As a writer myself, I can’t imagine the strain this is putting on the industry. And now you have big names like Barrymore just ignoring the issue?

Reply
JustAFan September 16, 2023 - 9:19 pm

Neil deGrasse Tyson on “Live With Kelly and Ryan” talking about the Hulk? Haha, that I gotta see! But seriously, the strike is no joke.

Reply
SarahLovesTV September 16, 2023 - 10:50 pm

OMG! It’s so disappointing to see shows go back to production, while writers and other crew members are still on strike. No bueno 🙁

Reply
JusticeWarrior September 17, 2023 - 4:42 am

Alyssa Milano’s criticism speaks volumes. It’s not just about one show, it’s about standing with your community. Barrymore missed the mark big time.

Reply
UnionStrong21 September 17, 2023 - 6:14 am

Unbelievable. And they wonder why the rest of us don’t trust Hollywood. If you’re gonna support a cause, stick with it till the end!

Reply
TechNerd112 September 17, 2023 - 12:05 pm

What’s this about a ‘Network Code’? seems kinda like a loophole if you ask me.
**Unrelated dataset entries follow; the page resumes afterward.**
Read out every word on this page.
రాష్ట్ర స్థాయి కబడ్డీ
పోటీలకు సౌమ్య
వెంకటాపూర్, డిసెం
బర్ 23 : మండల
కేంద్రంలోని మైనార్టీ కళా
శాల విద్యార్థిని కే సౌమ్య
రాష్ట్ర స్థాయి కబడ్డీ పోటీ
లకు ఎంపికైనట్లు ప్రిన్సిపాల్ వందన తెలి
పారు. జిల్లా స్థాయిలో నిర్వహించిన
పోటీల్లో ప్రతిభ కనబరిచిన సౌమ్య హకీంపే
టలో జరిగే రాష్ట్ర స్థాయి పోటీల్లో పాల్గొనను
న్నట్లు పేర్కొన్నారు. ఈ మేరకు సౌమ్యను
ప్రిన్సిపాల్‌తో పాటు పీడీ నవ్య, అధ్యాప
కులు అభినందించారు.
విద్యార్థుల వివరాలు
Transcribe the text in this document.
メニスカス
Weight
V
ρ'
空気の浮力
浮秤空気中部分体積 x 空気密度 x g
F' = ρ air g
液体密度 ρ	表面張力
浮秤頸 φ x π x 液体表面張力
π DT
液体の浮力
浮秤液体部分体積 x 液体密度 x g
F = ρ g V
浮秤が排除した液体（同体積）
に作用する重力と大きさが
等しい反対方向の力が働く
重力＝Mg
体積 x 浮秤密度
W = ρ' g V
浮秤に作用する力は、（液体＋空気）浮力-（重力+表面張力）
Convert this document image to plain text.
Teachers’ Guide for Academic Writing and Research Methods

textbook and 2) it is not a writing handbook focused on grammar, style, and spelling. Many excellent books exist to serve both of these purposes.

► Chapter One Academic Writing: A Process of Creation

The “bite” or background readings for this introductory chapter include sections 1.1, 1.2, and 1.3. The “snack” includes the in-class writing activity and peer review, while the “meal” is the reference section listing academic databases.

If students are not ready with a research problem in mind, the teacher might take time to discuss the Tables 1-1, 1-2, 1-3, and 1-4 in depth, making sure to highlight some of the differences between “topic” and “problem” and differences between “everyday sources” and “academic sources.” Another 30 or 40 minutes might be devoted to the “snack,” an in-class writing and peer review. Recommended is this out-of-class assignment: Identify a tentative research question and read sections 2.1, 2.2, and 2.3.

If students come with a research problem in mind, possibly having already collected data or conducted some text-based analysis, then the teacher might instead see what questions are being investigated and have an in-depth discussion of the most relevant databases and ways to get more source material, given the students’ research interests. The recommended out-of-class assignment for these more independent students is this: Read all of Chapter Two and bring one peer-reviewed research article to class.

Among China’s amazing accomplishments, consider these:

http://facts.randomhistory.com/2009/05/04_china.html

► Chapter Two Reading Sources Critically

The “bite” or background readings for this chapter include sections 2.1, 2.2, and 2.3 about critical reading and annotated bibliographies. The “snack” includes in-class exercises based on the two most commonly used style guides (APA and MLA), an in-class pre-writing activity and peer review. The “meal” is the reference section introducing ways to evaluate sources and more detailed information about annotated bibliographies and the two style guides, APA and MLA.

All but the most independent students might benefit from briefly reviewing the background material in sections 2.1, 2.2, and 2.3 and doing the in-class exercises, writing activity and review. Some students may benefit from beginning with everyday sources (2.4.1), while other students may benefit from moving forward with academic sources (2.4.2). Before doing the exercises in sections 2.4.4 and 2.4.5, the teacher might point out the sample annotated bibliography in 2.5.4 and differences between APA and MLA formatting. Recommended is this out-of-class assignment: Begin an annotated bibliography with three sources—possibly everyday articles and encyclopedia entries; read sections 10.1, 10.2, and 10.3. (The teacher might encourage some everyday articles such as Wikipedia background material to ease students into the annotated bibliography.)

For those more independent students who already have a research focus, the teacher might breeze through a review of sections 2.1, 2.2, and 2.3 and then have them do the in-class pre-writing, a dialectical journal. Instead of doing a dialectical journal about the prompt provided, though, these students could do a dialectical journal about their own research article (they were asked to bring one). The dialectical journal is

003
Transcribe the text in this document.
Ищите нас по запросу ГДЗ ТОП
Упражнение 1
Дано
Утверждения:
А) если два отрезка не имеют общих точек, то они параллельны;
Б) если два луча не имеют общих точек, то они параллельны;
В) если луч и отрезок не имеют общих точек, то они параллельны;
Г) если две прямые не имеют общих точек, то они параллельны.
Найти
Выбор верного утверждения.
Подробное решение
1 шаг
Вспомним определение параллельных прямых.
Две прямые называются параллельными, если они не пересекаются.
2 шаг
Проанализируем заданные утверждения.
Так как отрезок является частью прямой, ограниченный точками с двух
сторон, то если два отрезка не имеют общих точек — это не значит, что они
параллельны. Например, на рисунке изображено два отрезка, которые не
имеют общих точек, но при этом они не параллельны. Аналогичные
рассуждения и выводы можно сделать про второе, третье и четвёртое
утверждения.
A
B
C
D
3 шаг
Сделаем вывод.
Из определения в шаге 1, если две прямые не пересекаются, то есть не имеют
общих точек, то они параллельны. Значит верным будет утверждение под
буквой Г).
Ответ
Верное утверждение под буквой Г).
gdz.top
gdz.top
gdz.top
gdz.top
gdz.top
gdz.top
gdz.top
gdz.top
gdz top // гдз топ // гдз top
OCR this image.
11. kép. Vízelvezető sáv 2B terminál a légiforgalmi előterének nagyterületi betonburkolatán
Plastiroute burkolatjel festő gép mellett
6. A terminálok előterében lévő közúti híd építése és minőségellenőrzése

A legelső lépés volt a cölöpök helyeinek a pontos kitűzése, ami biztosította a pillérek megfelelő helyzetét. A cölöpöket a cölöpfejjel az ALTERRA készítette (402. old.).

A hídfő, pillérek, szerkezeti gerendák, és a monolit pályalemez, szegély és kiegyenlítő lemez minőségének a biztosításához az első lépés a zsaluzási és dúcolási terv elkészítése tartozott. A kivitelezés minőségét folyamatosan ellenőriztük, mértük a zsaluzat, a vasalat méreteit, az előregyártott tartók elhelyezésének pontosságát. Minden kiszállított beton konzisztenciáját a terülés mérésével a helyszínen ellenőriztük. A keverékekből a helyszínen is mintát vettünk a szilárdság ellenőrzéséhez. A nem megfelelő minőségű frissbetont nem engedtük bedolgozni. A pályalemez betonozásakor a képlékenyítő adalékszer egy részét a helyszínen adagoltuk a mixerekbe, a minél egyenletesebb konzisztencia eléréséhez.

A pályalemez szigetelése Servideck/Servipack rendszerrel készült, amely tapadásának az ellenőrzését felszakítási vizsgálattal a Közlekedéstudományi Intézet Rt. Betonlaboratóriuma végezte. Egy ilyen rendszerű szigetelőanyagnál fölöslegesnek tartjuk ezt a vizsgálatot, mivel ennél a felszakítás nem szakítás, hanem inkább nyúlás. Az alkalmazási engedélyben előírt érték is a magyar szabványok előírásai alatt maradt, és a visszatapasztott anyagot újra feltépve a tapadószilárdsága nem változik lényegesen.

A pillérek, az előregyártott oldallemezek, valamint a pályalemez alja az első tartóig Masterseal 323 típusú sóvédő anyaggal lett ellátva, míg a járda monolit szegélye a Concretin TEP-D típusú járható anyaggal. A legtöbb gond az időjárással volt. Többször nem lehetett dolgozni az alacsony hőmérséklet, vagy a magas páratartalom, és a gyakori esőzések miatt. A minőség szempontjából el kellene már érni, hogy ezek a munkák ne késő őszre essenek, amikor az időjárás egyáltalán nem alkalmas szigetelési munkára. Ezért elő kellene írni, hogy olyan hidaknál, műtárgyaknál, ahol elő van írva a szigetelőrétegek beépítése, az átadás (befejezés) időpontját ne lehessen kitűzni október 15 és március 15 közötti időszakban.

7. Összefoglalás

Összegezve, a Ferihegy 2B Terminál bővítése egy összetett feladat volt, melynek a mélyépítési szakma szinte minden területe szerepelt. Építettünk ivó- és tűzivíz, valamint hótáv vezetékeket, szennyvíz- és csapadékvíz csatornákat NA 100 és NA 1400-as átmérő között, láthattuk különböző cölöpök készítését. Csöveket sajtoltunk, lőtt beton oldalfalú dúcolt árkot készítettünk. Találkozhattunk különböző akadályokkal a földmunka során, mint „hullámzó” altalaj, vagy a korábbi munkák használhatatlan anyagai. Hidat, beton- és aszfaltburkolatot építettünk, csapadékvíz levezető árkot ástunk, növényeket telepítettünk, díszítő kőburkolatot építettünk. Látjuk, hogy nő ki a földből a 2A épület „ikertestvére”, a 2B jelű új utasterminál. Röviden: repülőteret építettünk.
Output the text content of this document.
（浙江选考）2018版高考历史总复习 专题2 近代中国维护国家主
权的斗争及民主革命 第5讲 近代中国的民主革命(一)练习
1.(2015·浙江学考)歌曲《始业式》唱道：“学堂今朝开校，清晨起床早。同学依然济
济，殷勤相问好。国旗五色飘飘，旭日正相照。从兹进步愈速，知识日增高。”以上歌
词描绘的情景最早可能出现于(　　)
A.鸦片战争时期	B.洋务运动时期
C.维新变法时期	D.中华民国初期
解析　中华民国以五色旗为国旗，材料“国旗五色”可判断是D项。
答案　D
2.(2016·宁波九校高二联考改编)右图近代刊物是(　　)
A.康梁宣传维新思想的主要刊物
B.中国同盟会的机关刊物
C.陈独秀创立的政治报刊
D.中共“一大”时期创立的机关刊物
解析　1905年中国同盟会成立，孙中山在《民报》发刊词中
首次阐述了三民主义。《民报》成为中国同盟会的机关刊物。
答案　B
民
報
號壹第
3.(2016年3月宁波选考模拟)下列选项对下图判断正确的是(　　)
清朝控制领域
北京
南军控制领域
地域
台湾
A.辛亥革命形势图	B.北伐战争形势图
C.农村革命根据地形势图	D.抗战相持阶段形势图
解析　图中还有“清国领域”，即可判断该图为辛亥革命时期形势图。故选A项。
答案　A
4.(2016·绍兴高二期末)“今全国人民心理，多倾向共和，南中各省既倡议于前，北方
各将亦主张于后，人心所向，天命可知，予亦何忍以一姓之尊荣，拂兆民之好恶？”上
Isn’t it just skirting the issue?

Reply
MikeJones47 September 17, 2023 - 1:54 pm

Wow, Drew Barrymore’s in hot water huh? Can’t believe she’s crossing the picket lines like this. Shows you what people will do to keep the money rolling in.

Reply
Cinephile_Grace September 17, 2023 - 4:04 pm

i don’t get it. Drew was so supportive during the MTV Awards, what changed? makes you question her integrity.